The bottom line is that the science literature we read is not un-biased.

 

 

Science, especially sports science, underutilizes women in studies and, furthermore, has sexist undertones. The dominant theme in women’s training and sports is that they are in need of additional care when, really, they may actually be in need of extra strength. 

 

Obviously, these researchers have no ill will, but some of the predominant themes in research is trying to explain:

 

Why are women not as capable as men?

Why are women different from men?

 

These are honest questions for science. There are significant differences and some of them can be explained physiologically. But, often the social constructs are evaluated separately from physiological constructs. In reality, athletes are impacted by both constraints simultaneously, and as a coach or a clinician, the way we portray that information to clients or patients impacts their perceptions about themselves. 

 

Telling a woman she is more prone to injury because of a physiological difference may have some scientific credence, but also invokes a stereotype threat that further discourages her from sport and fails to include all the variables.

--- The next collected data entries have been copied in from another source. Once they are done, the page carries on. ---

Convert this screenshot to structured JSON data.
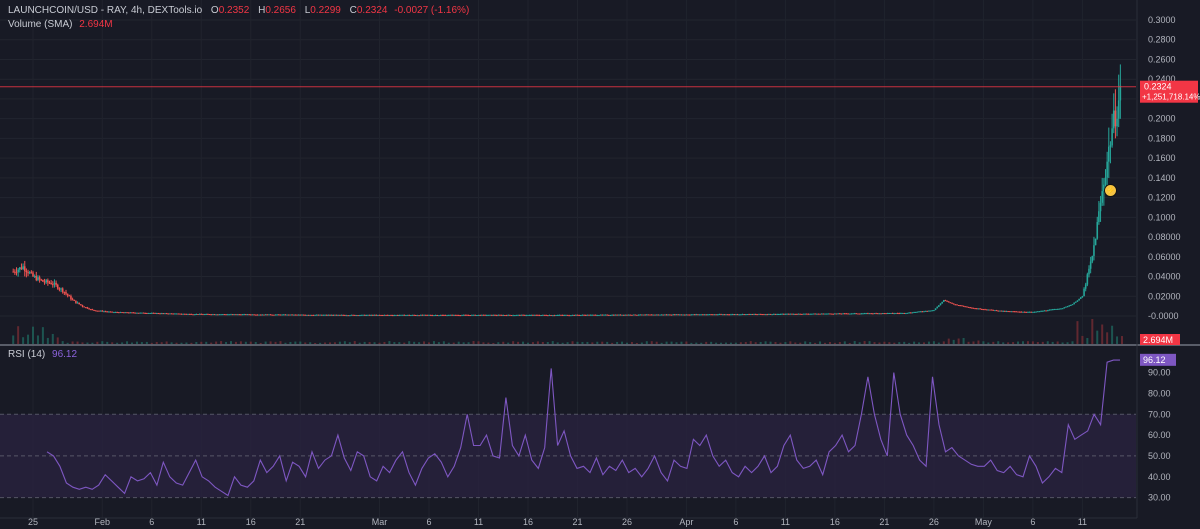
{
  "header": {
    "symbol": "LAUNCHCOIN/USD - RAY, 4h, DEXTools.io",
    "ohlc": [
      {
        "key": "O",
        "value": "0.2352"
      },
      {
        "key": "H",
        "value": "0.2656"
      },
      {
        "key": "L",
        "value": "0.2299"
      },
      {
        "key": "C",
        "value": "0.2324"
      }
    ],
    "change": "-0.0027 (-1.16%)",
    "volume_label": "Volume (SMA)",
    "volume_value": "2.694M",
    "rsi_label": "RSI (14)",
    "rsi_value": "96.12"
  },
  "price_axis": {
    "ticks": [
      "0.3000",
      "0.2800",
      "0.2600",
      "0.2400",
      "0.2200",
      "0.2000",
      "0.1800",
      "0.1600",
      "0.1400",
      "0.1200",
      "0.1000",
      "0.08000",
      "0.06000",
      "0.04000",
      "0.02000",
      "-0.0000"
    ],
    "current_price": "0.2324",
    "current_change": "+1,251,718.14%",
    "volume_badge": "2.694M"
  },
  "rsi_axis": {
    "ticks": [
      "90.00",
      "80.00",
      "70.00",
      "60.00",
      "50.00",
      "40.00",
      "30.00"
    ],
    "current": "96.12"
  },
  "time_axis": {
    "labels": [
      "25",
      "Feb",
      "6",
      "11",
      "16",
      "21",
      "Mar",
      "6",
      "11",
      "16",
      "21",
      "26",
      "Apr",
      "6",
      "11",
      "16",
      "21",
      "26",
      "May",
      "6",
      "11"
    ]
  },
  "colors": {
    "background": "#181a25",
    "up": "#26a69a",
    "down": "#ef5350",
    "rsi_line": "#7e57c2",
    "rsi_band": "#2a2340",
    "price_line": "#f23645"
  },
  "chart_data": [
    {
      "type": "candlestick",
      "title": "LAUNCHCOIN/USD - RAY, 4h, DEXTools.io",
      "x_labels": [
        "Jan 25",
        "Feb 1",
        "Feb 6",
        "Feb 11",
        "Feb 16",
        "Feb 21",
        "Mar 1",
        "Mar 6",
        "Mar 11",
        "Mar 16",
        "Mar 21",
        "Mar 26",
        "Apr 1",
        "Apr 6",
        "Apr 11",
        "Apr 16",
        "Apr 21",
        "Apr 26",
        "May 1",
        "May 6",
        "May 11"
      ],
      "ylim": [
        -0.01,
        0.31
      ],
      "series": [
        {
          "name": "LAUNCHCOIN/USD",
          "values": [
            {
              "x": "Jan 23",
              "y": 0.045
            },
            {
              "x": "Jan 24",
              "y": 0.05
            },
            {
              "x": "Jan 25",
              "y": 0.04
            },
            {
              "x": "Jan 26",
              "y": 0.035
            },
            {
              "x": "Jan 27",
              "y": 0.033
            },
            {
              "x": "Jan 28",
              "y": 0.026
            },
            {
              "x": "Jan 29",
              "y": 0.016
            },
            {
              "x": "Jan 30",
              "y": 0.01
            },
            {
              "x": "Jan 31",
              "y": 0.006
            },
            {
              "x": "Feb 2",
              "y": 0.004
            },
            {
              "x": "Feb 10",
              "y": 0.002
            },
            {
              "x": "Feb 25",
              "y": 0.001
            },
            {
              "x": "Mar 20",
              "y": 0.001
            },
            {
              "x": "Apr 10",
              "y": 0.002
            },
            {
              "x": "Apr 23",
              "y": 0.003
            },
            {
              "x": "Apr 26",
              "y": 0.006
            },
            {
              "x": "Apr 27",
              "y": 0.016
            },
            {
              "x": "Apr 28",
              "y": 0.012
            },
            {
              "x": "Apr 30",
              "y": 0.008
            },
            {
              "x": "May 3",
              "y": 0.005
            },
            {
              "x": "May 6",
              "y": 0.004
            },
            {
              "x": "May 9",
              "y": 0.008
            },
            {
              "x": "May 10",
              "y": 0.012
            },
            {
              "x": "May 11",
              "y": 0.02
            },
            {
              "x": "May 12",
              "y": 0.06
            },
            {
              "x": "May 13",
              "y": 0.125
            },
            {
              "x": "May 14",
              "y": 0.19
            },
            {
              "x": "May 15",
              "y": 0.2324
            }
          ]
        }
      ]
    },
    {
      "type": "line",
      "title": "RSI (14)",
      "ylim": [
        25,
        98
      ],
      "bands": {
        "upper": 70,
        "middle": 50,
        "lower": 30
      },
      "series": [
        {
          "name": "RSI (14)",
          "values": [
            52,
            50,
            45,
            37,
            35,
            34,
            35,
            34,
            36,
            41,
            38,
            35,
            32,
            40,
            38,
            39,
            42,
            36,
            47,
            40,
            37,
            36,
            42,
            48,
            40,
            38,
            35,
            33,
            31,
            40,
            36,
            35,
            38,
            48,
            42,
            45,
            50,
            38,
            47,
            45,
            40,
            52,
            44,
            48,
            50,
            60,
            49,
            43,
            52,
            50,
            40,
            38,
            45,
            42,
            48,
            52,
            42,
            36,
            44,
            49,
            51,
            47,
            40,
            45,
            54,
            70,
            55,
            55,
            60,
            50,
            49,
            78,
            55,
            50,
            60,
            48,
            44,
            54,
            92,
            55,
            62,
            50,
            44,
            45,
            42,
            49,
            41,
            45,
            43,
            48,
            42,
            44,
            40,
            44,
            50,
            42,
            38,
            48,
            45,
            44,
            58,
            55,
            60,
            50,
            45,
            48,
            42,
            40,
            45,
            42,
            45,
            50,
            42,
            45,
            55,
            60,
            48,
            44,
            45,
            48,
            41,
            52,
            55,
            60,
            52,
            55,
            70,
            88,
            70,
            58,
            50,
            90,
            70,
            60,
            55,
            48,
            45,
            88,
            65,
            52,
            54,
            50,
            48,
            46,
            45,
            45,
            48,
            43,
            42,
            45,
            41,
            40,
            50,
            45,
            37,
            40,
            44,
            42,
            65,
            58,
            60,
            62,
            70,
            65,
            95,
            96,
            96
          ]
        }
      ]
    }
  ]
}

No one wants to get hurt. Instead, is there a way to support this athlete and actually prepare them for their sport and their training? Why would you ever indicate to an athlete they are weak? 

 

Let’s try indicating to women that they are strong, capable, and powerful. They can play sports just as well as men (women actually hold the world record for some events). It is perfectly possible to recognize the difference between men’s and women’s training or capabilities, but when we tell them they are at risk without giving them the same training background, physical preparation and opportunities as their male counterparts, we risk forcing them to have to fight the ongoing stereotype threat even further.

 

I hope this short piece has imparted on you the importance of how you frame information, treatments, and capabilities with your clients/patients. Presenting the research is fine, but it is pivotal to present the research in a way that actually empowers the client/patient to be more successful in their own journey. This doesn’t just apply to women, but to all people we are trying to help. 

 

I recognize I am giving you my side of the story and MY interpretation of research. Research that I use every day to help athletes reach their potential. So, I will also leave with a tidbit of information that colors my own interpretation. I am a strength coach and competitive strength athlete myself. How do you think my own biases are impacting the writing here? Further, now that you know my biases, how does that again color your interpretation of this blog? How will all of this color the next research paper you read?

 

I ask you this but recognize that the biggest challenge is actually finding the different biases. Can you now re-evaluate the research you read through different lenses? Through the lens of sexism, racism, mental health disparities, etc? How do those systems affect the research? 

 

Research is not done in a vacuum. As the puppeteers of the show, Scientists have their own biases embedded in the research, and this doesn’t make the science bad. Instead, it provides another layer of information and that you, as the consumer, must unpack and evaluate as you interpret the research for yourself. And in turn, you must evaluate your own biases as you pass this information along to the general public.

 

As the Level Up Initiative community does, let’s do better once we know better.

 

Thank you for Reading! 

Claire Zai

 

 

 

NOTES:

*The phrases in quotations in this piece are not direct quotes; they are paraphrased interpretations of some of the conclusions of the research papers that the author used to inform this blog.